Not only is there no evidence for almost any of these claims, the circumstantial evidence weighs heavily against them. For example, the development of functionally specific mental organs would be an evolutionary dead-end. The evolution of animal faces might have slowed down to a halt if corresponding changes were also needed in a specialized face recognition brain module.
One of the primary functions of the brain is to recognize things. So why would any part of the brain evolve to become specialized at recognizing faces or spoken words or any other thing, when a much more effective result could have been achieved through the evolution of a generalized ‘everything recognition’ ability? There is no reason why the pathways that recognize faces could not also be used to recognize the words on this page. For a literate person, reading seems natural, but writing is a relatively new invention, so we clearly did not evolve any special ability to recognize written words.

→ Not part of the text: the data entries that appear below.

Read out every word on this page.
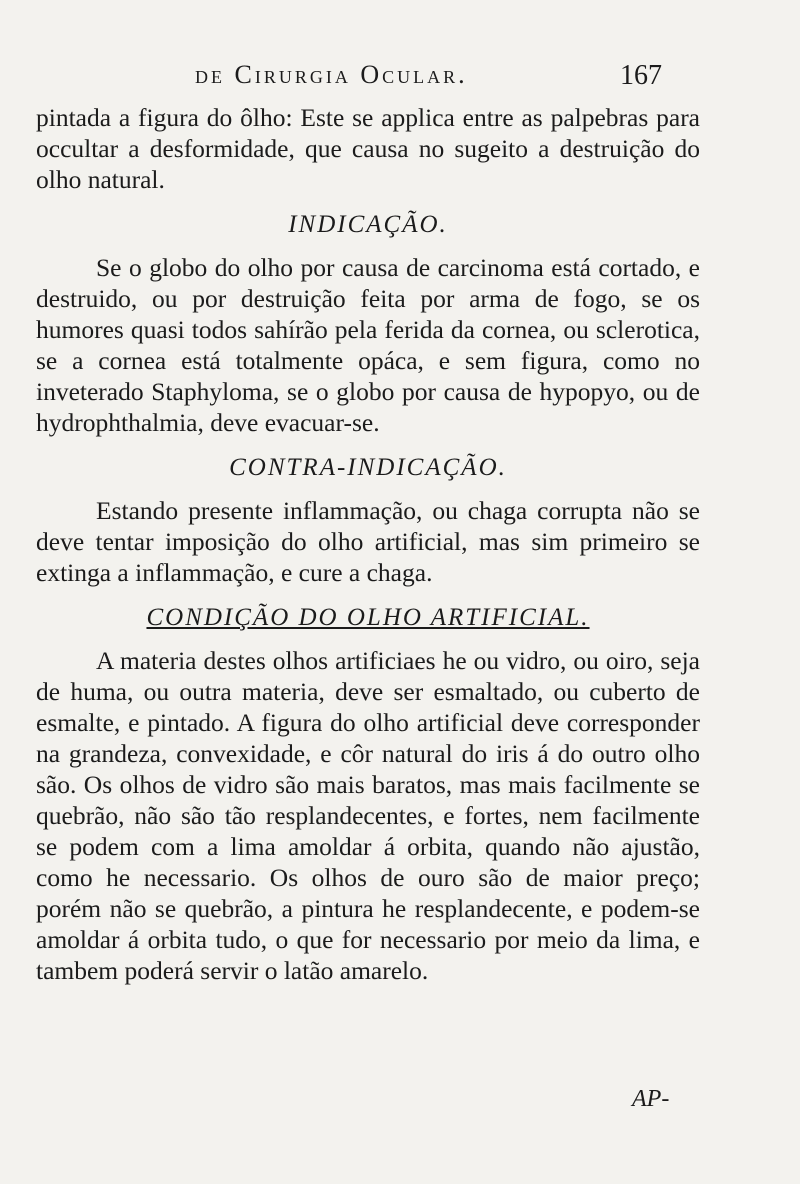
de Cirurgia Ocular.	167

pintada a figura do ôlho: Este se applica entre as palpebras para occultar a desformidade, que causa no sugeito a destruição do olho natural.

INDICAÇÃO.

Se o globo do olho por causa de carcinoma está cortado, e destruido, ou por destruição feita por arma de fogo, se os humores quasi todos sahírão pela ferida da cornea, ou sclerotica, se a cornea está totalmente opáca, e sem figura, como no inveterado Staphyloma, se o globo por causa de hypopyo, ou de hydrophthalmia, deve evacuar-se.

CONTRA-INDICAÇÃO.

Estando presente inflammação, ou chaga corrupta não se deve tentar imposição do olho artificial, mas sim primeiro se extinga a inflammação, e cure a chaga.

CONDIÇÃO DO OLHO ARTIFICIAL.

A materia destes olhos artificiaes he ou vidro, ou oiro, seja de huma, ou outra materia, deve ser esmaltado, ou cuberto de esmalte, e pintado. A figura do olho artificial deve corresponder na grandeza, convexidade, e côr natural do iris á do outro olho são. Os olhos de vidro são mais baratos, mas mais facilmente se quebrão, não são tão resplandecentes, e fortes, nem facilmente se podem com a lima amoldar á orbita, quando não ajustão, como he necessario. Os olhos de ouro são de maior preço; porém não se quebrão, a pintura he resplandecente, e podem-se amoldar á orbita tudo, o que for necessario por meio da lima, e tambem poderá servir o latão amarelo.

AP-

Another primary function of the brain is to control our actions. There is not much functional difference between throwing a ball and swinging a hammer, and in a similar way, there is no reason to believe that the same generalized ability could not be used to sing a song, whistle a tune, or play a gazoo. There would rarely, if ever, be any need for specialized brain functionality.

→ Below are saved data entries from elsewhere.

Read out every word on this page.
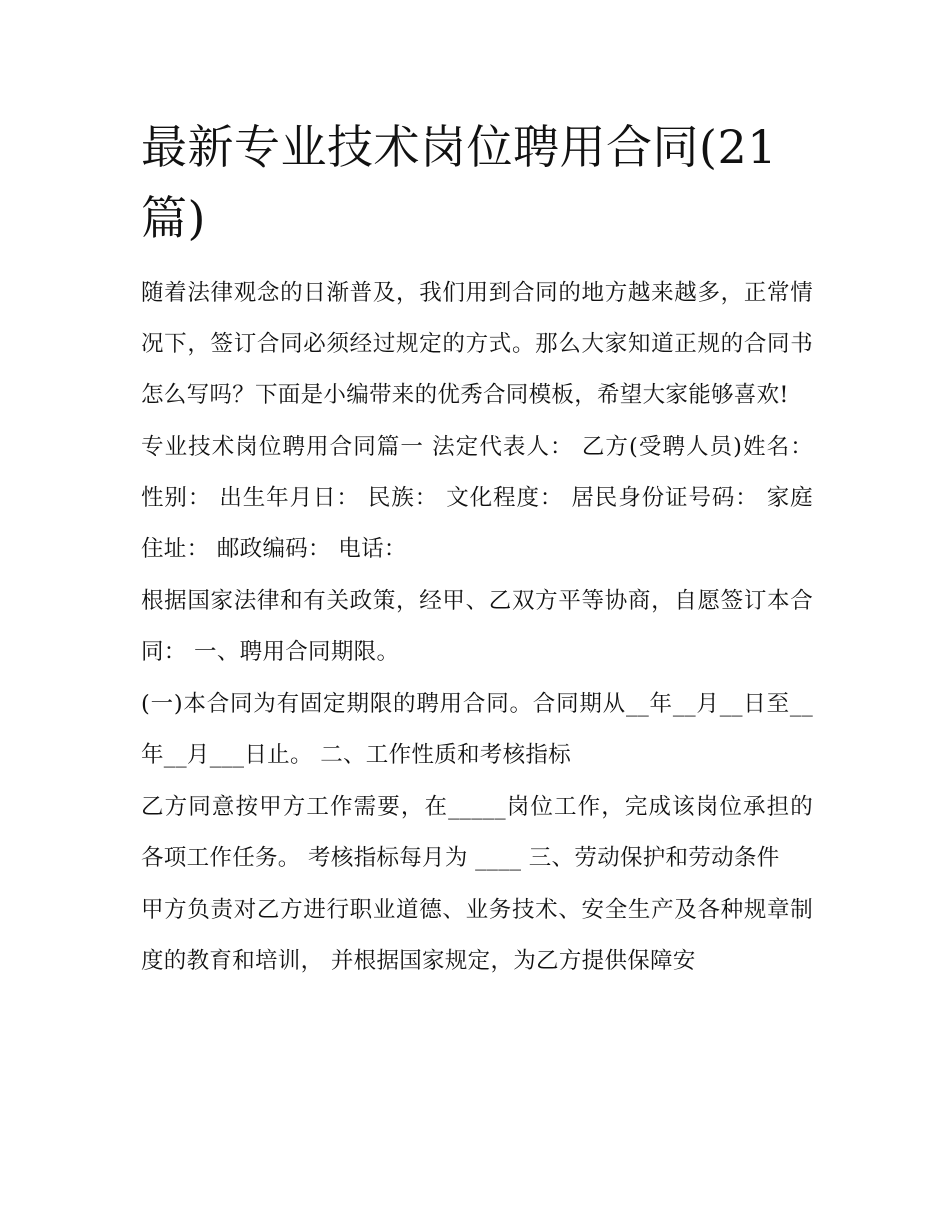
最新专业技术岗位聘用合同(21篇)

随着法律观念的日渐普及，我们用到合同的地方越来越多，正常情况下，签订合同必须经过规定的方式。那么大家知道正规的合同书怎么写吗？下面是小编带来的优秀合同模板，希望大家能够喜欢!

专业技术岗位聘用合同篇一 法定代表人： 乙方(受聘人员)姓名： 性别： 出生年月日： 民族： 文化程度： 居民身份证号码： 家庭住址： 邮政编码： 电话：

根据国家法律和有关政策，经甲、乙双方平等协商，自愿签订本合同： 一、聘用合同期限。

(一)本合同为有固定期限的聘用合同。合同期从__年__月__日至__年__月___日止。 二、工作性质和考核指标

乙方同意按甲方工作需要，在_____岗位工作，完成该岗位承担的各项工作任务。 考核指标每月为 ____ 三、劳动保护和劳动条件

甲方负责对乙方进行职业道德、业务技术、安全生产及各种规章制度的教育和培训， 并根据国家规定，为乙方提供保障安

One of the most convincing evidential arguments against psychobiological extremism is that there are simply not enough genes in the human genome to account for all of the commonly observed patterns of behavior. Even if there were tens of thousands of genes in the human genome, these could not code for the trillions of synaptic connections in our brains.
There is no doubt that evolutionary forces directed human brain development, but increased generalization leading to increased flexibility and adaptability would have been much more useful and evolutionarily successful than increased specialization, and it would better explain the effortlessness with which humans have migrated from the jungles of Africa to the concrete jungles of modern suburbia.
As computers became more common in the 1950s and 60s, some researchers began to emphasize the similarities between brains and computers. Perceiving the human brain to be a powerful organic computer, they began to describe mental processes in the same way that computer scientists were describing artificial intelligence. This approach became known as ‘cognitive psychology’.
While some psychobiological extremists also like to describe the human brain as an organic computer, comparing functionally specific mental organs to individual circuits, this is actually a bad analogy, because in the evolution of the electronic computer, dedicated circuits have given way to a single processor which performs relatively few functions. Processors only need to be able to store and retrieve information, and compare and combine information. With these few functions, they can be programmed to do almost anything.
As far as computer analogies are concerned, respectable cognitive psychologists say that the human brain operates like a massively parallel computer, which is continually trying to comprehend our situation by comparing our current perceptions to memories of similar or related experiences in the past. We then respond in whatever way we have learned to. If we have no previous experience then we simply learn from our mistakes.